To defend free speech is one thing, but to use it as a means to generalize a world full of people who practice a peaceful religion is a dangerous path to take, and it seems like that is the one so many people are leaning towards. The work of Charlie Hebdo reflects trends of a worldwide view already established. Their deaths will only fuel a movement to discredit peaceful muslims all over the world that is already gaining momentum. Attacks against Islam are not just racist, islamophobic, or xenophobic, but show our willingness to be ignorant of what we don’t fully understand. To say Charlie Hebdo stood for free speech and call them heroes without giving a critique of how their drawings were not just offensive, but mocked the legacy of real heroes of free speech is lazy. It will only fuel more persecution of the peaceful, law-abiding muslims around the world.
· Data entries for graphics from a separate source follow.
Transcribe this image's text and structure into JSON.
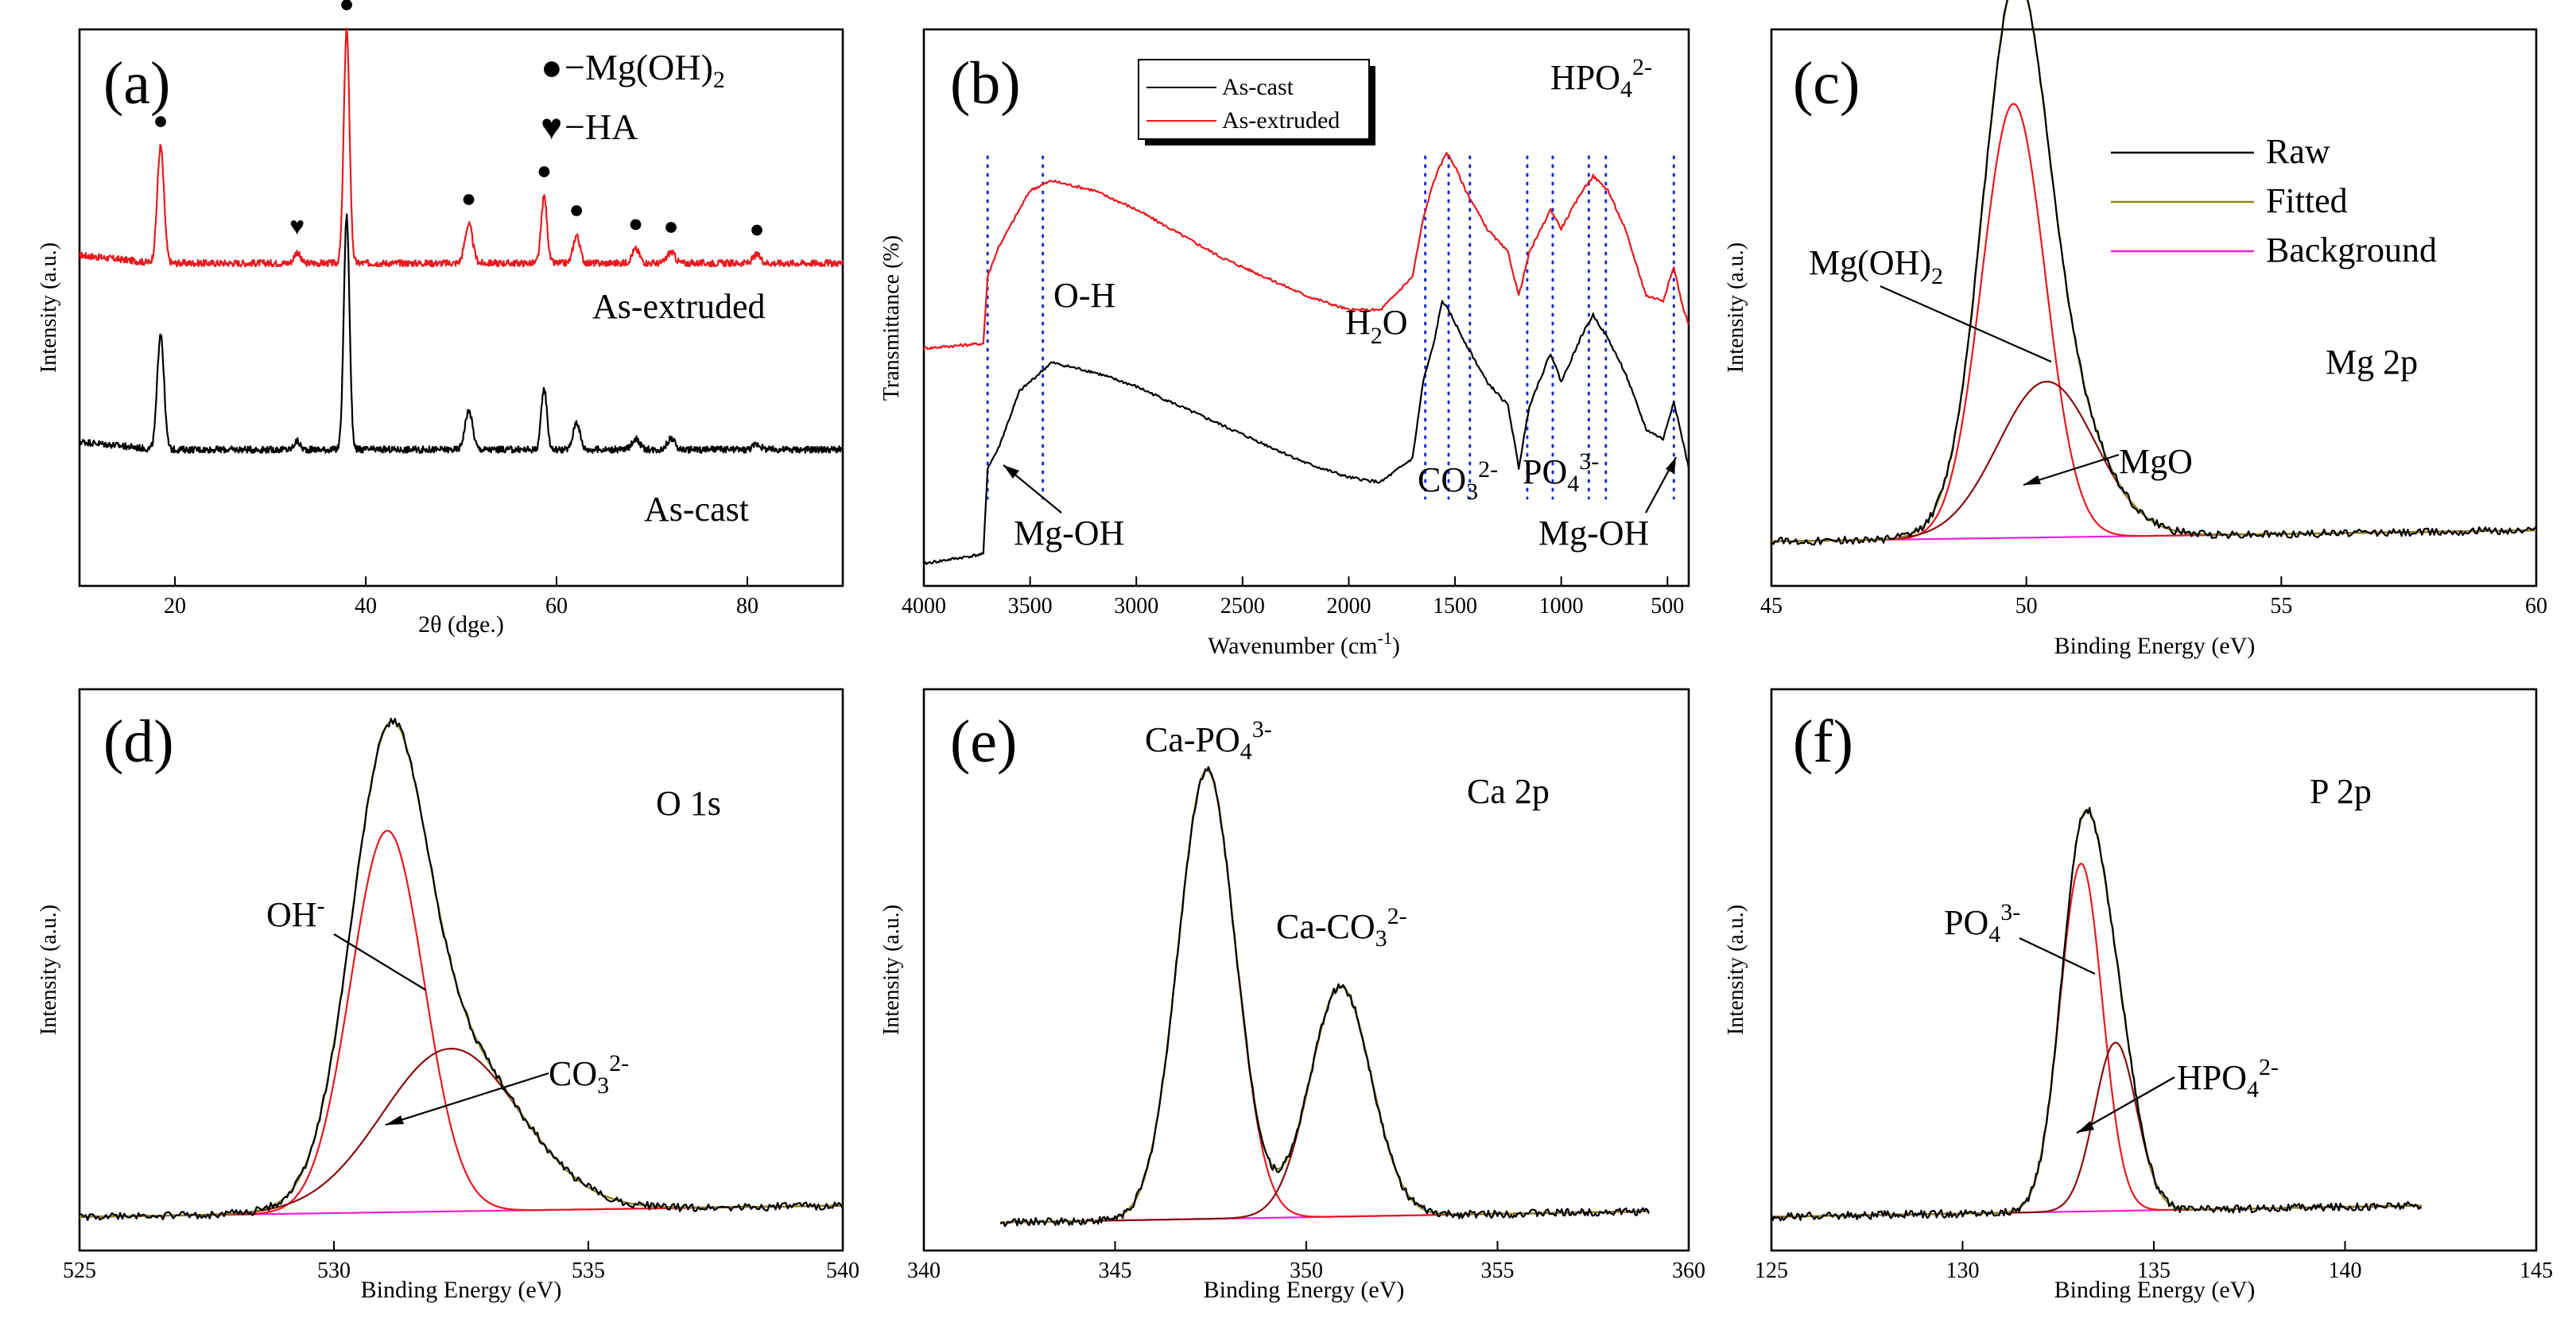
{
  "chart_data": [
    {
      "id": "a",
      "type": "line",
      "panel_label": "(a)",
      "xlabel": "2θ (dge.)",
      "ylabel": "Intensity (a.u.)",
      "xlim": [
        10,
        90
      ],
      "xticks": [
        20,
        40,
        60,
        80
      ],
      "x_tick_labels": [
        "20",
        "40",
        "60",
        "80"
      ],
      "legend": [
        {
          "marker": "●",
          "text": "−Mg(OH)",
          "sub": "2"
        },
        {
          "marker": "♥",
          "text": "−HA",
          "sub": ""
        }
      ],
      "series": [
        {
          "name": "As-extruded",
          "color": "#e8191f",
          "offset": 0.58,
          "peaks": [
            [
              18.5,
              0.21,
              0.35
            ],
            [
              38.0,
              0.42,
              0.3
            ],
            [
              50.8,
              0.07,
              0.4
            ],
            [
              58.7,
              0.12,
              0.3
            ],
            [
              62.1,
              0.05,
              0.35
            ],
            [
              68.3,
              0.025,
              0.4
            ],
            [
              72.0,
              0.02,
              0.4
            ],
            [
              81.0,
              0.015,
              0.4
            ],
            [
              32.8,
              0.02,
              0.3
            ]
          ]
        },
        {
          "name": "As-cast",
          "color": "#000000",
          "offset": 0.245,
          "peaks": [
            [
              18.5,
              0.21,
              0.35
            ],
            [
              38.0,
              0.42,
              0.3
            ],
            [
              50.8,
              0.07,
              0.4
            ],
            [
              58.7,
              0.11,
              0.3
            ],
            [
              62.1,
              0.05,
              0.35
            ],
            [
              68.3,
              0.02,
              0.4
            ],
            [
              72.0,
              0.02,
              0.4
            ],
            [
              81.0,
              0.01,
              0.4
            ],
            [
              32.8,
              0.015,
              0.3
            ]
          ]
        }
      ],
      "markers": [
        {
          "x": 18.5,
          "symbol": "●"
        },
        {
          "x": 38.0,
          "symbol": "●"
        },
        {
          "x": 50.8,
          "symbol": "●"
        },
        {
          "x": 58.7,
          "symbol": "●"
        },
        {
          "x": 62.1,
          "symbol": "●"
        },
        {
          "x": 68.3,
          "symbol": "●"
        },
        {
          "x": 72.0,
          "symbol": "●"
        },
        {
          "x": 81.0,
          "symbol": "●"
        },
        {
          "x": 32.8,
          "symbol": "♥"
        }
      ],
      "series_labels": [
        "As-extruded",
        "As-cast"
      ]
    },
    {
      "id": "b",
      "type": "line",
      "panel_label": "(b)",
      "xlabel": "Wavenumber (cm",
      "xlabel_sup": "-1",
      "xlabel_end": ")",
      "ylabel": "Transmittance (%)",
      "xlim": [
        4000,
        400
      ],
      "xticks": [
        4000,
        3500,
        3000,
        2500,
        2000,
        1500,
        1000,
        500
      ],
      "x_tick_labels": [
        "4000",
        "3500",
        "3000",
        "2500",
        "2000",
        "1500",
        "1000",
        "500"
      ],
      "legend": [
        "As-cast",
        "As-extruded"
      ],
      "series": [
        {
          "name": "As-cast",
          "color": "#000000",
          "points": [
            [
              4000,
              0.0
            ],
            [
              3720,
              0.02
            ],
            [
              3700,
              0.2
            ],
            [
              3650,
              0.24
            ],
            [
              3550,
              0.36
            ],
            [
              3400,
              0.42
            ],
            [
              3200,
              0.4
            ],
            [
              3000,
              0.37
            ],
            [
              2800,
              0.33
            ],
            [
              2600,
              0.29
            ],
            [
              2400,
              0.25
            ],
            [
              2200,
              0.21
            ],
            [
              2000,
              0.18
            ],
            [
              1850,
              0.17
            ],
            [
              1700,
              0.22
            ],
            [
              1650,
              0.38
            ],
            [
              1600,
              0.46
            ],
            [
              1560,
              0.55
            ],
            [
              1520,
              0.52
            ],
            [
              1450,
              0.46
            ],
            [
              1350,
              0.38
            ],
            [
              1250,
              0.33
            ],
            [
              1200,
              0.2
            ],
            [
              1150,
              0.33
            ],
            [
              1050,
              0.44
            ],
            [
              1000,
              0.38
            ],
            [
              900,
              0.48
            ],
            [
              850,
              0.52
            ],
            [
              780,
              0.47
            ],
            [
              700,
              0.4
            ],
            [
              600,
              0.28
            ],
            [
              520,
              0.26
            ],
            [
              470,
              0.34
            ],
            [
              430,
              0.26
            ],
            [
              400,
              0.2
            ]
          ]
        },
        {
          "name": "As-extruded",
          "color": "#e8191f",
          "points": [
            [
              4000,
              0.45
            ],
            [
              3720,
              0.46
            ],
            [
              3700,
              0.6
            ],
            [
              3650,
              0.66
            ],
            [
              3500,
              0.78
            ],
            [
              3400,
              0.8
            ],
            [
              3200,
              0.78
            ],
            [
              3000,
              0.74
            ],
            [
              2800,
              0.69
            ],
            [
              2600,
              0.64
            ],
            [
              2400,
              0.6
            ],
            [
              2200,
              0.56
            ],
            [
              2000,
              0.53
            ],
            [
              1850,
              0.53
            ],
            [
              1700,
              0.6
            ],
            [
              1650,
              0.72
            ],
            [
              1600,
              0.8
            ],
            [
              1540,
              0.86
            ],
            [
              1500,
              0.83
            ],
            [
              1450,
              0.78
            ],
            [
              1350,
              0.7
            ],
            [
              1250,
              0.65
            ],
            [
              1200,
              0.56
            ],
            [
              1150,
              0.65
            ],
            [
              1050,
              0.74
            ],
            [
              1000,
              0.7
            ],
            [
              900,
              0.78
            ],
            [
              850,
              0.81
            ],
            [
              780,
              0.78
            ],
            [
              700,
              0.7
            ],
            [
              600,
              0.56
            ],
            [
              520,
              0.55
            ],
            [
              470,
              0.62
            ],
            [
              430,
              0.54
            ],
            [
              400,
              0.5
            ]
          ]
        }
      ],
      "vlines": [
        3700,
        3440,
        1640,
        1530,
        1430,
        1160,
        1040,
        870,
        790,
        470
      ],
      "annotations": {
        "oh": "O-H",
        "h2o": "H",
        "h2o_sub": "2",
        "h2o_end": "O",
        "co3": "CO",
        "co3_sub": "3",
        "co3_sup": "2-",
        "po4": "PO",
        "po4_sub": "4",
        "po4_sup": "3-",
        "hpo4": "HPO",
        "hpo4_sub": "4",
        "hpo4_sup": "2-",
        "mgoh_left": "Mg-OH",
        "mgoh_right": "Mg-OH"
      }
    },
    {
      "id": "c",
      "type": "line",
      "panel_label": "(c)",
      "xlabel": "Binding Energy (eV)",
      "ylabel": "Intensity (a.u.)",
      "xlim": [
        45,
        60
      ],
      "xticks": [
        45,
        50,
        55,
        60
      ],
      "x_tick_labels": [
        "45",
        "50",
        "55",
        "60"
      ],
      "legend": [
        "Raw",
        "Fitted",
        "Background"
      ],
      "element": "Mg  2p",
      "components": [
        {
          "name": "Mg(OH)2",
          "center": 49.75,
          "height": 0.78,
          "width": 0.62
        },
        {
          "name": "MgO",
          "center": 50.4,
          "height": 0.28,
          "width": 0.95
        }
      ],
      "baseline": 0.08,
      "data_range": [
        45,
        60
      ],
      "annotations": {
        "c1": "Mg(OH)",
        "c1_sub": "2",
        "c2": "MgO"
      }
    },
    {
      "id": "d",
      "type": "line",
      "panel_label": "(d)",
      "xlabel": "Binding Energy (eV)",
      "ylabel": "Intensity (a.u.)",
      "xlim": [
        525,
        540
      ],
      "xticks": [
        525,
        530,
        535,
        540
      ],
      "x_tick_labels": [
        "525",
        "530",
        "535",
        "540"
      ],
      "element": "O  1s",
      "components": [
        {
          "name": "OH-",
          "center": 531.05,
          "height": 0.68,
          "width": 0.72
        },
        {
          "name": "CO3 2-",
          "center": 532.3,
          "height": 0.29,
          "width": 1.35
        }
      ],
      "baseline": 0.06,
      "data_range": [
        525,
        540
      ],
      "annotations": {
        "c1": "OH",
        "c1_sup": "-",
        "c2": "CO",
        "c2_sub": "3",
        "c2_sup": "2-"
      }
    },
    {
      "id": "e",
      "type": "line",
      "panel_label": "(e)",
      "xlabel": "Binding Energy (eV)",
      "ylabel": "Intensity (a.u.)",
      "xlim": [
        340,
        360
      ],
      "xticks": [
        340,
        345,
        350,
        355,
        360
      ],
      "x_tick_labels": [
        "340",
        "345",
        "350",
        "355",
        "360"
      ],
      "element": "Ca  2p",
      "components": [
        {
          "name": "Ca-PO4 3-",
          "center": 347.4,
          "height": 0.8,
          "width": 0.75
        },
        {
          "name": "Ca-CO3 2-",
          "center": 350.9,
          "height": 0.41,
          "width": 0.8
        }
      ],
      "baseline": 0.05,
      "data_range": [
        342,
        359
      ],
      "annotations": {
        "c1": "Ca-PO",
        "c1_sub": "4",
        "c1_sup": "3-",
        "c2": "Ca-CO",
        "c2_sub": "3",
        "c2_sup": "2-"
      }
    },
    {
      "id": "f",
      "type": "line",
      "panel_label": "(f)",
      "xlabel": "Binding Energy (eV)",
      "ylabel": "Intensity (a.u.)",
      "xlim": [
        125,
        145
      ],
      "xticks": [
        125,
        130,
        135,
        140,
        145
      ],
      "x_tick_labels": [
        "125",
        "130",
        "135",
        "140",
        "145"
      ],
      "element": "P  2p",
      "components": [
        {
          "name": "PO4 3-",
          "center": 133.1,
          "height": 0.62,
          "width": 0.55
        },
        {
          "name": "HPO4 2-",
          "center": 134.0,
          "height": 0.3,
          "width": 0.55
        }
      ],
      "baseline": 0.06,
      "data_range": [
        125,
        142
      ],
      "annotations": {
        "c1": "PO",
        "c1_sub": "4",
        "c1_sup": "3-",
        "c2": "HPO",
        "c2_sub": "4",
        "c2_sup": "2-"
      }
    }
  ]
}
Muslim extremism must be criticized and ridiculed.  I’m a strong believer in religion–all religions–and holding those religious adherents to the standard of the words they preach, but we can’t claim that interpretations are the origins of a religion. If that were the case, we should be passing the same criticism towards Christianity and the inequality it not just perpetuated, but created. It was in the name of Jesus Christ that Europeans justified colonizing Africa. It was Christianity that helped so many white Americans justify the enslavement of Africans, and the manifest destiny behind exterminating millions of Native Americans and the western colonialism of Central and South America. It was the Christian cross that burned–with the intent to instill fear in African Americans–for much of the 20th century. Yes, Christians don’t do that today, many will argue that point, but the damage has been done and  western privilege established.

So many of us in the West today  use our global privilege to ignore the history we are products of, and only examine events that seem like we took no part in. What the Muslim extremists are doing is no different from what the Church did in Europe for much of the last Millenium. We may not do so today, but we built a civilization on religious extremism, and when other regions of the world attempt do the same, we call them barbarians when all they are doing is taking note on what has been done so many times before. Muslim extremism does not exist in a vacuum. Those countries we look at with suspicion are the same countries with histories of being placed at war to the Christian extremism of the crusades. When Israel bombs Palestinian children, we never say Judaism is inherently flawed, so what makes Islam any different?

We are the proponents of free speech and democracy–this much is true–but we need to also understand that we hail from people who weren’t much different from these Muslim extremists. The history of western freedom was fueled by the economics of religious extremism. Missing from so many conversations and debates is an understanding of the commonality of those people the media perpetually casts as the other. It is either intentional, or by the blindness we’ve been conditioned to think with.

At its worst, Charlie Hebdo was simply racist, and the double standard of our history guarded this as free speech. When we don’t realize this, we fail ourselves.